While using Hadoop's HDFS and associated tools to move and manage vast amounts of data might be a magical solution, it is an approach that requires vast resources -- and not every company is there yet. Many companies are simply too small; other companies simply have no use yet for Hadoop. But every company with an online presence (and many who don't) should keep good log data! Good management, good backups, regular checking of log files -- just a good systematic approach to log data management can be enough in cases where data streams are not too large.
My favorite use for log data is debugging. Just getting the chance to crawl around in log files can deliver quite a few unique insights; just learning how an application being healthy "looks" can be helpful, and a good complement to measuring baselines regularly. Often the two techniques work well together, with one or the other being the "canary" before the other even detects the anomaly.
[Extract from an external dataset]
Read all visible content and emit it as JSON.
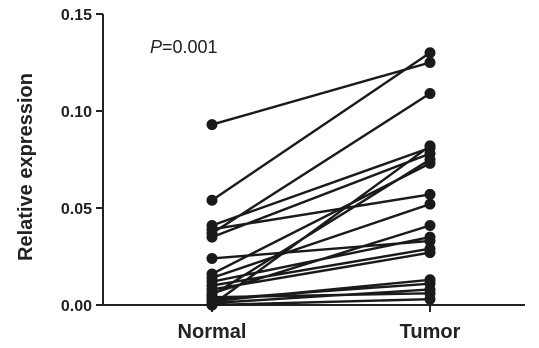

When data is 'sparse,' lots of small writes to logs spread out over time, it can be harder when to know when something is happening, which is where notifications come in. Whether pager, email, or text message, notifications can be key to properly handling logging -- especially for those events that can grow quickly if not handled rapidly. While there are always companies out there with better "solutions," the key is that there is no one-size-fits-all solution. Pay attention to how well your system is working, pay attention to where the common pain points seem to be. If you find a "solution" that seems to match well, both with your location and number of pain points, then by all means -- go for it. Your Operations and Engineering teammates will thank you.